CHAPITRE XCIII.

Canne.


Elle a remplacé l’épée, qu’on ne porte plus habituellement. On court le matin, une badine à la main ; la marche en est plus leste, & l’on ne connoît plus ces disputes & ces querelles si familieres il y a soixante ans, & qui faisoient couler le sang pour de simples inattentions. Les mœurs ont opéré ce grand changement bien plus que les loix. On n’auroit réussi qu’avec peine à interdire le port des armes : le Parisien s’est désarmé de lui-même pour sa commodité & par raison. Le duel étoit fréquent, il est devenu rare. Les loix séveres de Louis XIV n’ont pas eu autant de force sur les esprits que la douce & paisible lumiere de la philosophie. Les Parisiens ont senti qu’ils ne devoient pas se déchirer comme des bêtes féroces pour une chimere qu’on appelle point d’honneur. On se contredit, on se dispute, on y met quelquefois un peu d’aigreur ; mais on ne croit pas qu’on doive pour cela se couper la gorge.

Les femmes ont repris la canne qu’elles portoient dans le onzieme siecle. Elles sortent & vont seules dans les rues & sur les boulevards, la canne à la main. Ce n’est pas pour elles un vain ornement ; elles en ont besoin plus que les hommes, vu la bizarrerie de leurs hauts talons, qui ne les exhaussent que pour leur ôter la faculté de marcher.

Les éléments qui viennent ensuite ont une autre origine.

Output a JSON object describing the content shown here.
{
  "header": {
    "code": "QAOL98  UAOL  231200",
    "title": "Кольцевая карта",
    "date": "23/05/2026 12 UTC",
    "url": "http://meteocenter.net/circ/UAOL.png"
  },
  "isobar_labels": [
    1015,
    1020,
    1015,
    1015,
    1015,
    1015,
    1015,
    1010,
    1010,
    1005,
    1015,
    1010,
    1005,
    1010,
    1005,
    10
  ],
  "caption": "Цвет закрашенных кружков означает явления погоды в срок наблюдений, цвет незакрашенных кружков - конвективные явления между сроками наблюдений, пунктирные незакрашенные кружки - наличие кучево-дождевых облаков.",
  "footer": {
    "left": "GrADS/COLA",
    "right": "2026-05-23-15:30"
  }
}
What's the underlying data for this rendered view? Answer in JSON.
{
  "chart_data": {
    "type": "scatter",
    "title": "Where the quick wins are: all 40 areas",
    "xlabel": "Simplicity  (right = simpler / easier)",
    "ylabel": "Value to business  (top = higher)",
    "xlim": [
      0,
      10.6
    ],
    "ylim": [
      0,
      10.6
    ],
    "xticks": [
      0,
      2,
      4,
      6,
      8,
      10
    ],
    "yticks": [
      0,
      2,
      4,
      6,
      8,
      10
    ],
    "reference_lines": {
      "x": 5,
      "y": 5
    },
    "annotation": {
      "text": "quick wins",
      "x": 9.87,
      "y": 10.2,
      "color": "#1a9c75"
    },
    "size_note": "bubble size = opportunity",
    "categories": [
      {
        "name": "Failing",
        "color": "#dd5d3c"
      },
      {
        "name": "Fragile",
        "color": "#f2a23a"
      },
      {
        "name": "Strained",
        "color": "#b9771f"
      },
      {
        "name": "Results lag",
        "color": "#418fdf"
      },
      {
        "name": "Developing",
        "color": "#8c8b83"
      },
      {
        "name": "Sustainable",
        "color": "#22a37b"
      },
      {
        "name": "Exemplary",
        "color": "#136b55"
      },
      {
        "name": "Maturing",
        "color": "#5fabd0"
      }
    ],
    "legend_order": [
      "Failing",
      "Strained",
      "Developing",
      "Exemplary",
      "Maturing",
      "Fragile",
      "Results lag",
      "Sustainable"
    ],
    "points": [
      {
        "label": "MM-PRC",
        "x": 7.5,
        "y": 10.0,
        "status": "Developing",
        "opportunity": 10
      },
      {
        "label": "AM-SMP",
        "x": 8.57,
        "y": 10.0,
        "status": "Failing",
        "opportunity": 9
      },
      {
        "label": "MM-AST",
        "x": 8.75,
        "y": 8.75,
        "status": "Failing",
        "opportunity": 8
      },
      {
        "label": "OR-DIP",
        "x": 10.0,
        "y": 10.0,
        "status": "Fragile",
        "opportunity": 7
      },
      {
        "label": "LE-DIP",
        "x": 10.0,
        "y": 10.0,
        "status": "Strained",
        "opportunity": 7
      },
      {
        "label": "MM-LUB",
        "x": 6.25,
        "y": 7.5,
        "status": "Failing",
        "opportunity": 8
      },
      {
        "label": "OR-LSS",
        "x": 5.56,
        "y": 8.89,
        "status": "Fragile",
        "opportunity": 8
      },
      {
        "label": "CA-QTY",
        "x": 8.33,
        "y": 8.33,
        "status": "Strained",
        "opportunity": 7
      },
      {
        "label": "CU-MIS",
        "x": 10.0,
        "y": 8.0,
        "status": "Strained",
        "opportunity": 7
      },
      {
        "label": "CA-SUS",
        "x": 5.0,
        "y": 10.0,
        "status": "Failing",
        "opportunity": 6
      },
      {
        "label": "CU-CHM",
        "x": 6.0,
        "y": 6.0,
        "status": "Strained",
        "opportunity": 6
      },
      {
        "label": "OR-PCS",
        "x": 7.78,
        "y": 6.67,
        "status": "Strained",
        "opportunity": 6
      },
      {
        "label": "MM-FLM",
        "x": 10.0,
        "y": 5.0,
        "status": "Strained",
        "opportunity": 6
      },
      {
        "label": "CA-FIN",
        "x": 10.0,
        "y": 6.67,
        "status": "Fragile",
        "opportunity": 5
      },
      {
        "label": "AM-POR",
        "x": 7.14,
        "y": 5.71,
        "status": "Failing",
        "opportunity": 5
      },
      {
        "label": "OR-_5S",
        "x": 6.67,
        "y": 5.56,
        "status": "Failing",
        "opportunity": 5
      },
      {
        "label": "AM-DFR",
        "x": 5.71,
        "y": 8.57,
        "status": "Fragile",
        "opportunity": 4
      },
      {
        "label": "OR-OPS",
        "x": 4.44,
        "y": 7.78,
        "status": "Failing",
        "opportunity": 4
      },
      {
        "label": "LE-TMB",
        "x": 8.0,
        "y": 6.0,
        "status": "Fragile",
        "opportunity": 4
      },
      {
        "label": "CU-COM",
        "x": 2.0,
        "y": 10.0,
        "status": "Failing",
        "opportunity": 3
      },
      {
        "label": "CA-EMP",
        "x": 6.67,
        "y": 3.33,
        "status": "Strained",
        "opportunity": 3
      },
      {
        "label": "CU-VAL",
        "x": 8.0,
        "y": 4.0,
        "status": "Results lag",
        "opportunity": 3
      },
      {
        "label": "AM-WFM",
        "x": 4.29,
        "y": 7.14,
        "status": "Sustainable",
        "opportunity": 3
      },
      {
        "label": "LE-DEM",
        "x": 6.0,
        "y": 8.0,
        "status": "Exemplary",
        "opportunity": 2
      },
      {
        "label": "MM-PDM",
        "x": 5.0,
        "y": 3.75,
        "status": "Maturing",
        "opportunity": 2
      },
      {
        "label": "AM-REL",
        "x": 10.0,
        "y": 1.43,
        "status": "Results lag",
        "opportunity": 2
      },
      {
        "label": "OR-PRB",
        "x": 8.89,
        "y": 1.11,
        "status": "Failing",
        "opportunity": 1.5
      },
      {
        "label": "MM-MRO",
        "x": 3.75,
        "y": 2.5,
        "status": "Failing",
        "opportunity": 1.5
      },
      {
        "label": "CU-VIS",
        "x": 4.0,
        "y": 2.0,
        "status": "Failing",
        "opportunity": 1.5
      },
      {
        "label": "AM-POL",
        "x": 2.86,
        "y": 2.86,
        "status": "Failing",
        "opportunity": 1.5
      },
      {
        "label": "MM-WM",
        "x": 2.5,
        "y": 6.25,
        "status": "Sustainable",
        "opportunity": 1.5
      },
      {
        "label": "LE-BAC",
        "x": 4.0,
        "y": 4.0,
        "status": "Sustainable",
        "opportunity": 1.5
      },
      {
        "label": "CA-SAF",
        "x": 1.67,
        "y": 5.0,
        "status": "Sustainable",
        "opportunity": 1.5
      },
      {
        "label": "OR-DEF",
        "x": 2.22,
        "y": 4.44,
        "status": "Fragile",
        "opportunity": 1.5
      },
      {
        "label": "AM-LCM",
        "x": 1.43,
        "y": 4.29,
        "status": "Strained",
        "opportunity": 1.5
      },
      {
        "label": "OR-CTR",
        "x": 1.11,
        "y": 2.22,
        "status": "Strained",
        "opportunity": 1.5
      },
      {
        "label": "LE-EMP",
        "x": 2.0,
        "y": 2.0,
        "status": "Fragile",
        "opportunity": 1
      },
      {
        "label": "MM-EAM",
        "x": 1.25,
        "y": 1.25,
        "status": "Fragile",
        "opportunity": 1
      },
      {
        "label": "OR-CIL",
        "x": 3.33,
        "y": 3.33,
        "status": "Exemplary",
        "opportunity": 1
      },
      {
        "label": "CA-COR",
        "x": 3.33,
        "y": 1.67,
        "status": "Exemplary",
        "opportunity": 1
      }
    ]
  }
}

La canne à bec de corbin, qui accompagnoit fidélement la perruque à trois marteaux, disparoît peu à peu, & ne se verra bientôt plus que dans la main du contrôleur ou directeur général des finances, qui seul est dans l’usage d’entrer ainsi chez le roi. Nul autre n’y peut porter la canne.

Voilà une distinction. Et pourquoi cette canne, dans une main habile & integre, seroit-elle inférieure au bâton de maréchal de France ?

Les poëtes seront embarrassés à placer dans leurs vers la canne du contrôleur général, avec laquelle il doit gourmander la cupidité financiere ; mais ils useront d’une belle métaphore, pour exprimer poétiquement cette canne qui soutient quelquefois le sceptre & les bâtons.